A multi-disciplinary team of researchers from the Mechanobiology Institute, Singapore (MBI) at the National University of Singapore (NUS), the Institute of Bioengineering and Nanotechnology (IBN) of A*STAR, and BioSyM, Singapore-MIT Alliance for Research and Technology have described the mechanical principles adopted by liver cells as they remove excess bile during obstructive cholestasis. This study was published online in the Journal of Hepatology earlier this year.
The research team comprises team leader Professor Hanry Yu, who is a Principal Investigator at MBI and IBN; Mr Kapish Gupta, who is a graduate student at MBI and first author of the paper; as well as their fellow MBI researchers - Associate Professor Virgile Viasnoff, Associate Professor Low Boon Chuan, and Assistant Professor Pakorn (Tony) Kanchanawong.
New mechanism discovered in the liver's response to blocked bile ducts
Biliary atresia is a rare, life-threatening liver disease that affects infants, and in particular, babies of Asian and African American descent. Although the cause of the disease remains unclear, the first symptoms are usually detected within weeks of birth.

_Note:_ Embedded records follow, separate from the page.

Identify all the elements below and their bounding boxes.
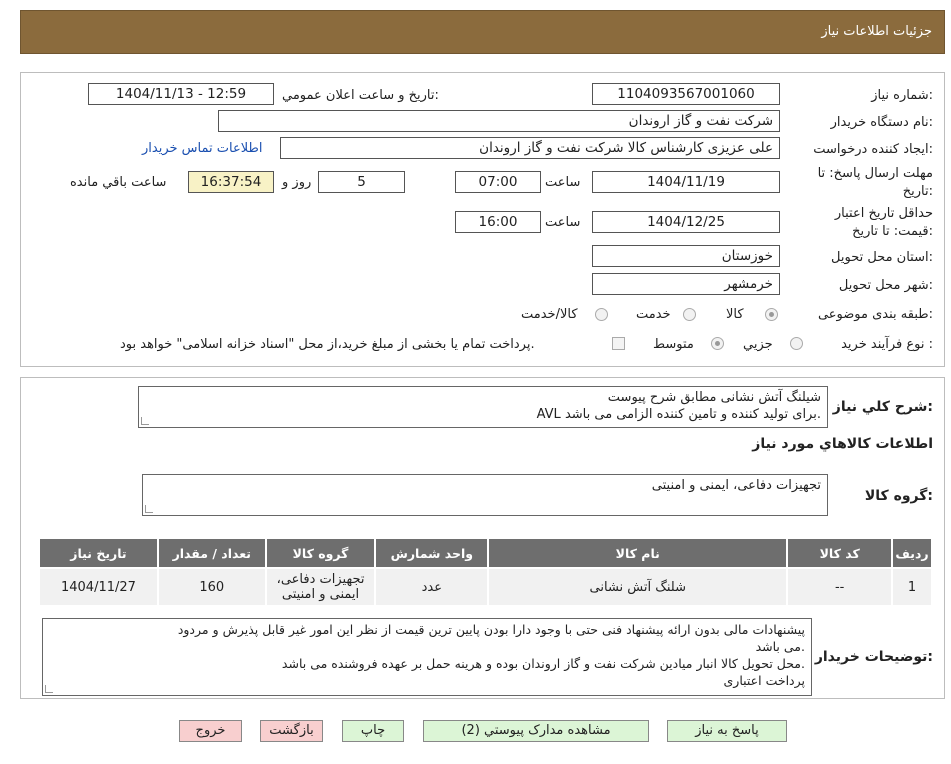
print-button[interactable]: چاپ [342, 720, 404, 742]
exit-button[interactable]: خروج [179, 720, 242, 742]
resize-grip-icon[interactable] [145, 505, 153, 513]
process-label: نوع فرآیند خرید : [841, 337, 933, 352]
province-field: خوزستان [592, 245, 780, 267]
goods-group-label: گروه کالا: [864, 488, 933, 504]
buyer-notes-label: توضیحات خریدار: [814, 649, 933, 665]
resize-grip-icon[interactable] [45, 685, 53, 693]
deadline-time-label: ساعت [545, 175, 581, 190]
buyer-notes-line-4: پرداخت اعتباری [723, 673, 806, 688]
cell-code: -- [786, 567, 894, 607]
goods-group-textarea[interactable]: تجهیزات دفاعی، ایمنی و امنیتی [142, 474, 828, 516]
process-option-medium: متوسط [653, 337, 694, 352]
page-header: جزئیات اطلاعات نیاز [20, 10, 945, 54]
back-button[interactable]: بازگشت [260, 720, 323, 742]
city-label: شهر محل تحویل: [838, 278, 933, 293]
description-textarea[interactable]: شیلنگ آتش نشانی مطابق شرح پیوست AVL برای… [138, 386, 828, 428]
description-label: شرح کلي نياز: [832, 399, 933, 415]
requester-label: ایجاد کننده درخواست: [813, 142, 933, 157]
process-radio-medium[interactable] [711, 337, 724, 350]
validity-label-1: حداقل تاريخ اعتبار [834, 206, 933, 221]
category-option-service: خدمت [636, 307, 671, 322]
process-radio-minor[interactable] [790, 337, 803, 350]
col-unit: واحد شمارش [374, 537, 490, 569]
buyer-notes-line-2: می باشد. [755, 639, 805, 654]
buyer-notes-textarea[interactable]: پیشنهادات مالی بدون ارائه پیشنهاد فنی حت… [42, 618, 812, 696]
description-line-1: شیلنگ آتش نشانی مطابق شرح پیوست [607, 390, 821, 405]
days-label: روز و [282, 175, 312, 190]
validity-date-field: 1404/12/25 [592, 211, 780, 233]
announce-field: 1404/11/13 - 12:59 [88, 83, 274, 105]
cell-row: 1 [891, 567, 933, 607]
deadline-date-field: 1404/11/19 [592, 171, 780, 193]
col-date: تاریخ نیاز [38, 537, 159, 569]
cell-date: 1404/11/27 [38, 567, 159, 607]
col-qty: تعداد / مقدار [156, 537, 267, 569]
category-radio-both[interactable] [595, 308, 608, 321]
buyer-org-label: نام دستگاه خریدار: [830, 115, 933, 130]
treasury-note: پرداخت تمام یا بخشی از مبلغ خرید،از محل … [120, 337, 535, 352]
need-number-label: شماره نیاز: [871, 88, 933, 103]
resize-grip-icon[interactable] [141, 417, 149, 425]
remaining-time-field: 16:37:54 [188, 171, 274, 193]
reply-button[interactable]: پاسخ به نياز [667, 720, 787, 742]
days-field: 5 [318, 171, 405, 193]
items-table-wrap: رديف کد کالا نام کالا واحد شمارش گروه کا… [38, 537, 933, 607]
cell-qty: 160 [156, 567, 267, 607]
validity-time-label: ساعت [545, 215, 581, 230]
process-option-minor: جزیي [743, 337, 773, 352]
view-attachments-button[interactable]: مشاهده مدارک پيوستي (2) [423, 720, 649, 742]
deadline-time-field: 07:00 [455, 171, 541, 193]
col-group: گروه کالا [264, 537, 377, 569]
category-option-goods: کالا [726, 307, 744, 322]
table-row: 1 -- شلنگ آتش نشانی عدد تجهیزات دفاعی، ا… [38, 567, 933, 607]
col-row: رديف [891, 537, 933, 569]
treasury-checkbox[interactable] [612, 337, 625, 350]
cell-name: شلنگ آتش نشانی [487, 567, 789, 607]
remaining-label: ساعت باقي مانده [70, 175, 167, 190]
need-number-field: 1104093567001060 [592, 83, 780, 105]
category-radio-goods[interactable] [765, 308, 778, 321]
buyer-contact-link[interactable]: اطلاعات تماس خریدار [142, 141, 262, 156]
validity-time-field: 16:00 [455, 211, 541, 233]
deadline-label-2: تاریخ: [902, 184, 933, 199]
buyer-notes-line-3: محل تحویل کالا انبار میادین شرکت نفت و گ… [281, 656, 805, 671]
province-label: استان محل تحویل: [831, 250, 933, 265]
buyer-notes-line-1: پیشنهادات مالی بدون ارائه پیشنهاد فنی حت… [177, 622, 805, 637]
col-name: نام کالا [487, 537, 789, 569]
category-option-both: کالا/خدمت [521, 307, 578, 322]
deadline-label-1: مهلت ارسال پاسخ: تا [817, 166, 933, 181]
buyer-org-field: شرکت نفت و گاز اروندان [218, 110, 780, 132]
col-code: کد کالا [786, 537, 894, 569]
category-label: طبقه بندی موضوعی: [817, 307, 933, 322]
cell-group: تجهیزات دفاعی، ایمنی و امنیتی [264, 567, 377, 607]
items-table: رديف کد کالا نام کالا واحد شمارش گروه کا… [38, 537, 933, 607]
description-line-2: AVL برای تولید کننده و تامین کننده الزام… [536, 407, 821, 422]
city-field: خرمشهر [592, 273, 780, 295]
announce-label: تاریخ و ساعت اعلان عمومي: [282, 88, 439, 103]
requester-field: علی عزیزی کارشناس کالا شرکت نفت و گاز ار… [280, 137, 780, 159]
goods-section-title: اطلاعات کالاهاي مورد نياز [752, 436, 933, 452]
validity-label-2: قيمت: تا تاريخ: [852, 224, 933, 239]
cell-unit: عدد [374, 567, 490, 607]
goods-group-value: تجهیزات دفاعی، ایمنی و امنیتی [651, 478, 821, 493]
category-radio-service[interactable] [683, 308, 696, 321]
page-title: جزئیات اطلاعات نیاز [821, 24, 932, 39]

Dubbed the 'chemical factory' of our body, the liver performs over 500 biological functions. Foremost among them is the synthesis and storage of essential biochemical substances, as well as the elimination or neutralisation of harmful toxins from the blood.
One of the most important functions of the liver is the production of bile, which is responsible for the organ's detoxifying effects. Bile flows through a network of tubes known as the biliary tract, into the small intestine. During its passage the bile digests fats, and absorbs essential fatty acids. It also facilitates the elimination of waste products via the faeces.
In babies suffering from biliary atresia, bile accumulates in the biliary ducts. This means that liver function is ultimately impeded and without surgical intervention, long-term liver damage or cirrhosis will occur.
To date there are no drugs available to treat biliary atresia. However, there is renewed hope that this may one day change, with recent findings from research conducted at MBI revealing how liver cells already possess the ability to eliminate excess bile from tubes located inside the liver, which feed bile into the biliary ducts.
How liver cells eliminate bile from blocked ducts
The key to the liver's ability to eliminate excess bile is the fact that the 'tubes' through which bile enters the biliary tract are not merely a set of inactive pipes, but are actually hollow spaces between living cells. The walls of the tubes are essentially the outside surfaces of the cells.
To investigate how the liver responds to bile accumulation, the research team used an artificial culture system, which allowed the easy manipulation of cultured liver cells. They then used high-end imaging techniques to visualise the dynamics of the tubes that develop within this culture system.
The team sought to investigate the response of the cells that line a blocked bile duct by obstructing the bile tract artificially and observing what happened. What they found was that as the bile accumulated behind the blockage, the tube began to swell or bulge, and this put pressure on the cells that make up the wall of the tube.
The key to the removal of excess bile lies in the internal structure of the cell itself. Immediately adjacent to the cell membrane is a network of protein cables or filaments known as the actin cortex. This structure serves to strengthen the cell, and help it retain its shape and integrity even when external forces are applied to the cell surface - external forces like the increased pressure from a build-up of fluid. Normally the actin cortex is able to counter the forces applied to it, and even when some damage to the network is incurred, it is quickly fixed by proteins that can reassemble the actin filaments.
However, when the pressure becomes too great, the actin cortex will rupture, and it will not be repaired. Although the bile cannot simply pass through the membrane, it can, as the researchers discovered, push the membrane into the cell, through the gap in the ruptured actin cortex. As this occurs a bubble-like vesicle forms inside the cell, and it is inside this vesicle that the bile enters and passes through the cell. The bile is essentially packaged inside these vesicles for its transport through the cell, and away from the site where it had accumulated.
Although the liver does not stop producing bile even when the biliary ducts are blocked, it is now evident that the liver does have a process in place to look after itself when a potentially damaging amount of bile builds up inside a blocked duct.
It is hoped that this mechanism may one day be therapeutically targeted to improve the prognosis for infants with biliary atresia. As the researchers showed, the rate of vesicle formation, and hence the uptake of excess bile into liver cells, can indeed be adjusted using drugs, at least in the cell culture setting. Improving the effectiveness of this naturally occurring mechanism, by increasing, for example, the rate of vesicle formation, may indeed encourage bile elimination from the blocked duct so as to avoid long-term liver damage and increase the effectiveness of surgical intervention.